After we enjoy the story, we can’t possibly keep it to ourselves. The Expression Time is when the children do their own work of their choosing, something generated from the interaction of the story with his or her own creativity. This activity becomes a thank you prayer to God.
This is often the scariest part of Godly Play to new teachers because they’re still thinking in terms of giving the children a “craft” to do, and the Godly Play books contain no craft ideas. Nope, it’s not a craft we give the children. We want the children to be completely invested in their work, and the only way that this happens is if they have a big part in choosing what it is that they do, so that their own creativity is tapped.

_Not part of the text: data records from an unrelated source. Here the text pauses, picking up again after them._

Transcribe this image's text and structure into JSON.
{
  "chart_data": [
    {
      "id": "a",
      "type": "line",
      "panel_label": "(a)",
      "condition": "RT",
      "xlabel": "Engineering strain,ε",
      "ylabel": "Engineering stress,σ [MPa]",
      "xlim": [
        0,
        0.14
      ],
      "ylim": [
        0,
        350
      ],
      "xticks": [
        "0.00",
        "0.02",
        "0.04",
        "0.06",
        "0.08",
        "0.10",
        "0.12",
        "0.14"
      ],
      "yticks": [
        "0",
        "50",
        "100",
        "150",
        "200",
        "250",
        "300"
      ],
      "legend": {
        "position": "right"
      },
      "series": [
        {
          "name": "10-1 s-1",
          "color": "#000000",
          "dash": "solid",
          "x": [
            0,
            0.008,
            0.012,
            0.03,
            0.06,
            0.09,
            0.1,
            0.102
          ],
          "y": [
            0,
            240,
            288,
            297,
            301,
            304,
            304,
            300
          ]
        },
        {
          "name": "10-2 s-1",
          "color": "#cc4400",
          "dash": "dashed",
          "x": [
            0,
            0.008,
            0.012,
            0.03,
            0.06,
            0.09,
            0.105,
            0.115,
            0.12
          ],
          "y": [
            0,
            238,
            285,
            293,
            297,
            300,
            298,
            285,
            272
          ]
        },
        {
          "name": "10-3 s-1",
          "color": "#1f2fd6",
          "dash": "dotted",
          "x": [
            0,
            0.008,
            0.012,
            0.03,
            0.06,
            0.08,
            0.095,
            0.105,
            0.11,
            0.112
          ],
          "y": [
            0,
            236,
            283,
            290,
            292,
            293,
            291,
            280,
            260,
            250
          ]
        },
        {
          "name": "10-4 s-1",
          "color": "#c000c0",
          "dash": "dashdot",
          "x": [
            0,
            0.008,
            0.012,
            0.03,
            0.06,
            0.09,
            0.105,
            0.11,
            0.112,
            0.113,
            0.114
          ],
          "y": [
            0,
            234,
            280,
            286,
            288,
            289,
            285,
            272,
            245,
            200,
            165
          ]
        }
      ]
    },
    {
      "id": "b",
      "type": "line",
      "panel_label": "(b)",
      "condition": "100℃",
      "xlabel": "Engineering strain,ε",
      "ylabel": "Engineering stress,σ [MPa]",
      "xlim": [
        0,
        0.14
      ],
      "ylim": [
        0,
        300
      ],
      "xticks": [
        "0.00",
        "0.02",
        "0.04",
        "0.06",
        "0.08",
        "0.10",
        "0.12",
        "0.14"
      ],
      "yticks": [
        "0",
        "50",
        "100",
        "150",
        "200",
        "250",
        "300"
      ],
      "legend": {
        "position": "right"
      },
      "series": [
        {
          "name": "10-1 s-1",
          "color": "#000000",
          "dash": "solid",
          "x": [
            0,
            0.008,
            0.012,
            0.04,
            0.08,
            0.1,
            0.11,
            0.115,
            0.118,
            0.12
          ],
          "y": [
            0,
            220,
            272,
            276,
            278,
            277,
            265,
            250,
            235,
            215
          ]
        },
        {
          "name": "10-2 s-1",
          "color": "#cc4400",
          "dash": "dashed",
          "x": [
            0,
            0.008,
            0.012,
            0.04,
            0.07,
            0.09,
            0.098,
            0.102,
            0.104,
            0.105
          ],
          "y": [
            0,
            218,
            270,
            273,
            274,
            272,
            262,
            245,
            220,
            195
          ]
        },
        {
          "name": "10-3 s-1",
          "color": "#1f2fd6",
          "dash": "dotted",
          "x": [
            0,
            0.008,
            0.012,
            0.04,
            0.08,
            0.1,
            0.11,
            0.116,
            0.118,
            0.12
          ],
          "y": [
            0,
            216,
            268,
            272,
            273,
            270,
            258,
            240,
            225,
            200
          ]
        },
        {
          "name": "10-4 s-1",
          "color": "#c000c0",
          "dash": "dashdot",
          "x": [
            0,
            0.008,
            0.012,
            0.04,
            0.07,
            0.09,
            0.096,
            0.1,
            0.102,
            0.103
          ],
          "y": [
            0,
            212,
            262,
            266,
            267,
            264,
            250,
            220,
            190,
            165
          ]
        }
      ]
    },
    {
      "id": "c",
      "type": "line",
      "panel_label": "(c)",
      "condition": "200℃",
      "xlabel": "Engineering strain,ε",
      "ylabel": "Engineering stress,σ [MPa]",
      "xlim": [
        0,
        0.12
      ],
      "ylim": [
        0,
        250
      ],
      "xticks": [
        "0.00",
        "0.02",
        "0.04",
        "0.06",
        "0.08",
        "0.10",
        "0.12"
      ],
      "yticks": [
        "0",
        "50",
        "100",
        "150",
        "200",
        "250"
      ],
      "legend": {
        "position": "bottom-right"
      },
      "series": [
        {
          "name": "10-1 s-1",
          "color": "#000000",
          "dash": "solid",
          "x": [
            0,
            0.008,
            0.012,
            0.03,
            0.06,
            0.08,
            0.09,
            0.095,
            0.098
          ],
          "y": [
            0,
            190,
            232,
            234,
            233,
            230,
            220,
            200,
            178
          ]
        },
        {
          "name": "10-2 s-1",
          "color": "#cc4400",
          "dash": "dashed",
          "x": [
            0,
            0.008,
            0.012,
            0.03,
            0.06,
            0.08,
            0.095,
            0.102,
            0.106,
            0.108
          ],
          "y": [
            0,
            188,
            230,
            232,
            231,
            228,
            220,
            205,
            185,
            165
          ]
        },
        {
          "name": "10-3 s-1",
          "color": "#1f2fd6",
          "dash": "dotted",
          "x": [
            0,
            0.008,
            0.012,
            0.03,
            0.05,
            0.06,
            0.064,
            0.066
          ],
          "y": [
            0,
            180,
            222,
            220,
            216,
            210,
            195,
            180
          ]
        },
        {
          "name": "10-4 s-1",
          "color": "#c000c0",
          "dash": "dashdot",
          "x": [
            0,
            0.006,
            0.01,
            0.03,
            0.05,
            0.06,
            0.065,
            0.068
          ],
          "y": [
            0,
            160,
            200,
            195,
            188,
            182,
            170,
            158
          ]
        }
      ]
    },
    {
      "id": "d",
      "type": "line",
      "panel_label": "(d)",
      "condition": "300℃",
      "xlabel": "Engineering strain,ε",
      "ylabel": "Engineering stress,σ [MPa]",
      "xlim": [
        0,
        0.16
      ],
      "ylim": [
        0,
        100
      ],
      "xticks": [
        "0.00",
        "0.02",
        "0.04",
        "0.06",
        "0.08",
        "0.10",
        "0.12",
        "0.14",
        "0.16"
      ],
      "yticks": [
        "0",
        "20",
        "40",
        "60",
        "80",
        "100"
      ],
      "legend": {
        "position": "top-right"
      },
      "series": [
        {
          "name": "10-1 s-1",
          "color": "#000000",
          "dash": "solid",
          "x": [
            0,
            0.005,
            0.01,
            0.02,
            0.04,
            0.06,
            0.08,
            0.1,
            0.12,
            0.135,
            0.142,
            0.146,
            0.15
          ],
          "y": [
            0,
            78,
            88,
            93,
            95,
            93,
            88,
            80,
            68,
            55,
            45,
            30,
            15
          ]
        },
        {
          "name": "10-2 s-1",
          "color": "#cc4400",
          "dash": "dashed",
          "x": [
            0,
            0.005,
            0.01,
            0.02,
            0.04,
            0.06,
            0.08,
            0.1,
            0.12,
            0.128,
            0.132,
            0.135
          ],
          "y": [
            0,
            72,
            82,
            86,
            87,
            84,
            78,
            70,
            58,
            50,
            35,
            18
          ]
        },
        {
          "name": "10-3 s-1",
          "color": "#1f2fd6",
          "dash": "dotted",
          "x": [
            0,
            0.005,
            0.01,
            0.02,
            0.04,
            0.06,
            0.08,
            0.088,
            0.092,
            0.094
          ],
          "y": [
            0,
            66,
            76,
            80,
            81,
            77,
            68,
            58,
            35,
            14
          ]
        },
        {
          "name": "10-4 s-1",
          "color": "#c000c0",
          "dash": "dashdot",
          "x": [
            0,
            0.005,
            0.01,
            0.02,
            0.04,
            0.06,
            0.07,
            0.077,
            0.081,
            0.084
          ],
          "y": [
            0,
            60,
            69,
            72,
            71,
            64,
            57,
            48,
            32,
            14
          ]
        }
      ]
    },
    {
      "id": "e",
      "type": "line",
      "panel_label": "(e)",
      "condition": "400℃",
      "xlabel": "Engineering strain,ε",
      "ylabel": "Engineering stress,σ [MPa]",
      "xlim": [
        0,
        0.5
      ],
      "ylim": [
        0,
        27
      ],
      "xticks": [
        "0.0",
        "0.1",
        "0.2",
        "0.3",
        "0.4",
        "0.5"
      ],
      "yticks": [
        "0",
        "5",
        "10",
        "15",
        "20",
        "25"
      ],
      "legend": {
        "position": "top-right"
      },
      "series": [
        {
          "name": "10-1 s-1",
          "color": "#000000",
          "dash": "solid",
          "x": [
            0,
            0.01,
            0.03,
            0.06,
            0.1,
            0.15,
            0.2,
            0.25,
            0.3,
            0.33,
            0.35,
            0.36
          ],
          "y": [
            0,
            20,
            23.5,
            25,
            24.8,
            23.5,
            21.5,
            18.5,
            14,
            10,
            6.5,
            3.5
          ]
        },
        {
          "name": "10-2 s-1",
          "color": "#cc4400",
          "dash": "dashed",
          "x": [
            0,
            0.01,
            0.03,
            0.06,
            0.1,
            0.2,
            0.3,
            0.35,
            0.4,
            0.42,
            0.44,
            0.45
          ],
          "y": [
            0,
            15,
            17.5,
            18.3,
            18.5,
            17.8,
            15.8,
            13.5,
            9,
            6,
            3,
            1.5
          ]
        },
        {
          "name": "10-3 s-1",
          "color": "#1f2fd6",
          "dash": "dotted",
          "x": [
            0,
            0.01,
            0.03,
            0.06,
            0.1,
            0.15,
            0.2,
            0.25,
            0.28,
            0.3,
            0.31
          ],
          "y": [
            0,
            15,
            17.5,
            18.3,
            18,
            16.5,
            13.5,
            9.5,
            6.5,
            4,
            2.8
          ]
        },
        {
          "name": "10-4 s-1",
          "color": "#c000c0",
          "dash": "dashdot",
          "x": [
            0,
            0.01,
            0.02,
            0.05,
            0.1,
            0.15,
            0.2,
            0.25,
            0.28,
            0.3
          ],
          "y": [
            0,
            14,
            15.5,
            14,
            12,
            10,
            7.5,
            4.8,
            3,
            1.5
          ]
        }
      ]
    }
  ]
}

So how do teachers do that? Just turn them loose with a table full of craft materials and see what they come up with? Not exactly. That might work with a few children, but most need gentle guidance in figuring out what they want to do.

Younger children (first grade, maybe, and younger) probably will need choices of a limited number of options so they don’t feel overwhelmed, with more details spelled out.

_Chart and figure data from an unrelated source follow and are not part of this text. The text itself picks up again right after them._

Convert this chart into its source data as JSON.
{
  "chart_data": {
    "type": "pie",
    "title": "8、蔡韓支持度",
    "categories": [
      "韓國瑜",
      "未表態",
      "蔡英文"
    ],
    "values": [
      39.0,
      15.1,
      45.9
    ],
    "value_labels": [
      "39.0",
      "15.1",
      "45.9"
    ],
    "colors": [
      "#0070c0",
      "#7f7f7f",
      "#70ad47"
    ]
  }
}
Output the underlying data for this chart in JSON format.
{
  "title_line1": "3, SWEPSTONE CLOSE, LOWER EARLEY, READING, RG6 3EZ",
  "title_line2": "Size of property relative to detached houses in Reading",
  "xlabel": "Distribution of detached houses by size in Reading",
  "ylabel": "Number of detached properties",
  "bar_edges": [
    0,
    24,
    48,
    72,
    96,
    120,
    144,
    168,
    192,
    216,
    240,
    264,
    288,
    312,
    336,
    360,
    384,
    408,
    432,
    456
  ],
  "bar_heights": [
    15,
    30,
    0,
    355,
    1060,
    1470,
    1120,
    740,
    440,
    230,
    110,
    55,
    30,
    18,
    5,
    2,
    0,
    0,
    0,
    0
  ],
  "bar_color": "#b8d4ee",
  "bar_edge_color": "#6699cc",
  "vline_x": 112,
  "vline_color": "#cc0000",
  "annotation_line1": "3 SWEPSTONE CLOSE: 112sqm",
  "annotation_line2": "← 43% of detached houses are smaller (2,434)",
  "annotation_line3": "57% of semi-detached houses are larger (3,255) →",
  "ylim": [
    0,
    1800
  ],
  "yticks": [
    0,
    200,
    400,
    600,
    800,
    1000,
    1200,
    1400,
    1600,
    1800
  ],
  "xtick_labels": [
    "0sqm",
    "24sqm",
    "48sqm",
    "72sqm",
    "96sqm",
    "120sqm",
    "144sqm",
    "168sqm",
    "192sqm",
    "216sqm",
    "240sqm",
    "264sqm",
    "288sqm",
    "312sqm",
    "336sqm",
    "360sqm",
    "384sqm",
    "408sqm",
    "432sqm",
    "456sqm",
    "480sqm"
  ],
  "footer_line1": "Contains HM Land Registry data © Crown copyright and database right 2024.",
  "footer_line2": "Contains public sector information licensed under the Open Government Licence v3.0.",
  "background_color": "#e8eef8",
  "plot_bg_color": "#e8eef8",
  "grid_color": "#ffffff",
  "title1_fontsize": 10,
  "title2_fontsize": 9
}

When I’m telling the story, I give a good bit of thought to this and try to come up with a good list of 3 or 4 good jumping off ideas from which they can springboard. These might include ideas from the following categories:

  1. Create items from the story so that each child, in effect, makes her own Godly Play set which can be used to retell the story at home.
    For instance, with the parable of the Good Shepherd, you could have boxes on hand and plenty of materials for them to make the parts of the parable. Instead of telling them how to make the individual things, you would ask them, “I wonder which of the materials you could use to make a sheep? What about the fence? The pool?” Kids are so much more excited about their work when it comes from their own ideas. Plus their ideas are often so much more creative than mine!
    It is helpful to have fresh, plentiful materials (markers that aren’t dried up, etc.) and to introduce new materials from time to time.
  2. Make part of the story in a three dimensional way. Create a temple out of pieces of wood. Make the tower of Babel.
  3. Retell the story in a two dimensional way.
    Children could: draw, do a watercolor, paint the story, work with a group to make a mural on butcher paper, make a cartoon book of the story, see how big they could make the tree that comes from the mustard seed, for example. Write it up as a newspaper story.
  4. Retell the story in drama.
    If several children want to work together to do this, let them act out the story and videotape it. Or let them play characters in the story and interview each other about what just happened.
  5. Think about themes from the story that have to do with their own personal lives, and encourage them to choose work around a particular theme.
    For instance, with the story about Jeremiah, we talked about Jeremiah 29:11, “For I know the plans I have for you,” declares the LORD, “plans to prosper you and not to harm you, plans to give you hope and a future.” In our wondering questions we asked what kind of future God might want for us. During the Expression time, some children made individual collages using photos from a magazine about what they thought might be the answer to that question. As they worked the children had interesting discussion about the value of possessions, and what God would really want for them.Other themes might include forgiveness, being a good friend, what to do when we make a mistake, trust, love, grace, etc.

Can we keep on working?

Our most common problem is that we run out of time. We’ve designated one table in our room as the Works in Progress table, where our children can safely leave projects that they’re not finished with yet. They can continue working on them as long as they need to. They don’t have to rush.